Popular Acne Myths and Why They Aren’t True

Popular Acne Myths and Why They Aren’t True

Acne rarely shows up alone. It brings with it an array of emotions, be it frustration, anger, confusion, or the rush of anxiety that pushes us to look for quick fixes. Unfortunately, in the quest to find a solution that is fast and easy, we end up listening to advice we definitely shouldn’t pay heed to.

And here’s the tricky part - when it comes to acne, there is an abundance of misinformation out there. More often than not, these tips and tricks have no scientific backing, and yet we are bombarded with them from all directions, be it well-meaning family and friends or even the internet.

However, some of these suggestions can do more harm than good to your skin, so it’s crucial to be aware of what information is factually accurate and what is merely a myth.

Here are 6 such acne myths that we need to stop believing right away!

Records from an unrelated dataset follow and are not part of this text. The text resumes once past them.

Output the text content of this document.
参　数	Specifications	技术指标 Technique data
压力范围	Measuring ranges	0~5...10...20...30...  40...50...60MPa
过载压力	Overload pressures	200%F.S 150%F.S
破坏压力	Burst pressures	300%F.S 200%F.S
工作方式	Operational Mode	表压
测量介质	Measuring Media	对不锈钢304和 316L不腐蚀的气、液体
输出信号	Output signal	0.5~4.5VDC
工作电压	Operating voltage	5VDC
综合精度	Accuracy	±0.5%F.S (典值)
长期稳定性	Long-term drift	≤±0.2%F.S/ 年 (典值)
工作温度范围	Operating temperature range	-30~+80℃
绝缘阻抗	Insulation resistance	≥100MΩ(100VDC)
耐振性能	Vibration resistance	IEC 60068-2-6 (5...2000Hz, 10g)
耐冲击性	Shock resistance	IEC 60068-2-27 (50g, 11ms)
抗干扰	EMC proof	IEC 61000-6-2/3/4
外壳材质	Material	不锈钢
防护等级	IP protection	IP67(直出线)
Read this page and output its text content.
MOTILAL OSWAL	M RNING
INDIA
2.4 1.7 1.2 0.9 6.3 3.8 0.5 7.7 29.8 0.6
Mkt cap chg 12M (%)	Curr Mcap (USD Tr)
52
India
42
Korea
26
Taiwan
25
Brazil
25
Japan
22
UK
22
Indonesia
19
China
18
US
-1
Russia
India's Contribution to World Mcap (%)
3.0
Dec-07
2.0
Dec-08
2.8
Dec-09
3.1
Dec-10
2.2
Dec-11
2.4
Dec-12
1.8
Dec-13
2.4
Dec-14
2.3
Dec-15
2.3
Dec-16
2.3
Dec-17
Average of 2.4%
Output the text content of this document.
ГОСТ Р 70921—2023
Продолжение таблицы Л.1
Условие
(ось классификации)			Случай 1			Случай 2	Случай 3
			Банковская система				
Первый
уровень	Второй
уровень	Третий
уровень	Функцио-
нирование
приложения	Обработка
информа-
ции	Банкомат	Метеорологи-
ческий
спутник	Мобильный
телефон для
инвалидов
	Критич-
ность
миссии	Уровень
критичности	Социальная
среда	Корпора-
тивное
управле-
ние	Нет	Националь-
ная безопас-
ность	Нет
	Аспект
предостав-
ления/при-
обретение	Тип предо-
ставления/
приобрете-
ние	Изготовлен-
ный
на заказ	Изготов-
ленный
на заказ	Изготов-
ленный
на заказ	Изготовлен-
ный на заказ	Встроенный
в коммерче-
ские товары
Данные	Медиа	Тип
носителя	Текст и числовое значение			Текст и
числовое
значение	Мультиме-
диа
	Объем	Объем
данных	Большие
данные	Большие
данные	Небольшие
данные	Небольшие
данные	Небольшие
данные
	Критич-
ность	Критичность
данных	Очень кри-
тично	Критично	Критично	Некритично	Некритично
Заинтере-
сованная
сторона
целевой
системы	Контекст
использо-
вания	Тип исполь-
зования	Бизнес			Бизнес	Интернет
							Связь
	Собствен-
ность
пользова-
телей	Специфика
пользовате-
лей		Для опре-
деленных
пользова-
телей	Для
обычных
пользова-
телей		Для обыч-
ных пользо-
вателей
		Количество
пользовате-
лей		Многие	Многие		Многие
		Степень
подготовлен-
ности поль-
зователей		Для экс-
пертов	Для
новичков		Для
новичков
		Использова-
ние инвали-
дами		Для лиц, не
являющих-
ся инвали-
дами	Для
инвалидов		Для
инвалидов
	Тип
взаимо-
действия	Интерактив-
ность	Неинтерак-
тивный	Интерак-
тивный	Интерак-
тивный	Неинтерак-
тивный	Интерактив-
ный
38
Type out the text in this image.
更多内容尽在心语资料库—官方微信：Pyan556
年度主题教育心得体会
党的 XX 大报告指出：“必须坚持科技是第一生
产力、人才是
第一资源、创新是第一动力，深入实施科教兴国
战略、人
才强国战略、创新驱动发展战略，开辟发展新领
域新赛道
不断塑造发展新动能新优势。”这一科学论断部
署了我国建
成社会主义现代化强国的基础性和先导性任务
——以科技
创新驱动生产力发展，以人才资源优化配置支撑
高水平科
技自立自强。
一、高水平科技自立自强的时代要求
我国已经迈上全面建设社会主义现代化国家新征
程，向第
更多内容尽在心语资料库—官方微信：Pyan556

  1. Only teenagers get acne

Although acne most commonly appears in adolescents, people in their 20s, 30s or even 40s may experience breakouts. For adults, acne can be categorized into subtypes - persistent acne, which is essentially a continuation of the skin phase from teenage years, and late-onset acne, which begins after the age of 25 years.

  1. Acne is contagious 

Acne is not a contagious condition and thus cannot spread from one person to another. While bacteria play a role in the development of acne, unlike other bacterial infections, it cannot be transmitted. However, to maintain hygiene, it’s still best not to share products that come into contact with the skin regularly.

  1. Acne is caused by dirt

As far as acne is concerned, there are multiple factors at play, including excess sebum production, build-up of skin cells, and overgrowth of acne-causing bacteria that leads to inflammation that forms acne. So while dirt may have something to do with your pores getting clogged, it is pretty unlikely to be the only variable in the whole equation. 

On the contrary, washing your face too often may strip your skin of its essential oils and actually disrupt your skin barrier, allowing in external stressors that induce and aggravate inflammation on the skin.

  1. Daily exfoliation helps reduce acne

Many people are under the misconception that if they exfoliate their skin every day, it will help polish away those persistent pimples instantly for new smooth skin cells to resurface. Unfortunately, exfoliation doesn’t work like that. 

While they help remove dead cells and unclog pores, the resulting improvement in acne takes time to show up. In fact, if one exfoliates too frequently, it can cause further irritation and damage the skin barrier. A moderate approach is best for skin exfoliation as it yields long-term results.

  1. You can use toothpaste as a spot treatment

This is one of those myths that too many people have fallen victim to. The fact of the matter is that toothpaste contains ingredients like baking soda, essential oils, hydrogen peroxide, menthol, and triclosan - essentially elements that can make the skin extremely dry and, in worse cases, cause irritation and rash. This hack can be especially harmful to those with sensitive skin.

  1. Pores can open and close

You’ve probably heard about the use of hot water steam to open pores and then close them with cold water. This practice, however, has no evidence proving its efficacy because biologically, your pores cannot open and close. 

Your genetics determine your pore size, with oily pores usually appearing larger, while dryer and clearer pores appear smaller. What steam actually does is loosen up all the oil and debris hiding within the pores, making it easier to extract it.

We understand that an acne journey comes with its ups and downs, but that makes it even more important to treat one’s skin with extra care and kindness. Your best bet here is to adopt skincare and lifestyle practices that are scientifically proven to help your acne make progress.

But instead of believing everything we hear and read, let’s make sure we take charge and educate ourselves on our acne, finding the right way to treat our skin so that our acne gets the gentle healing it deserves.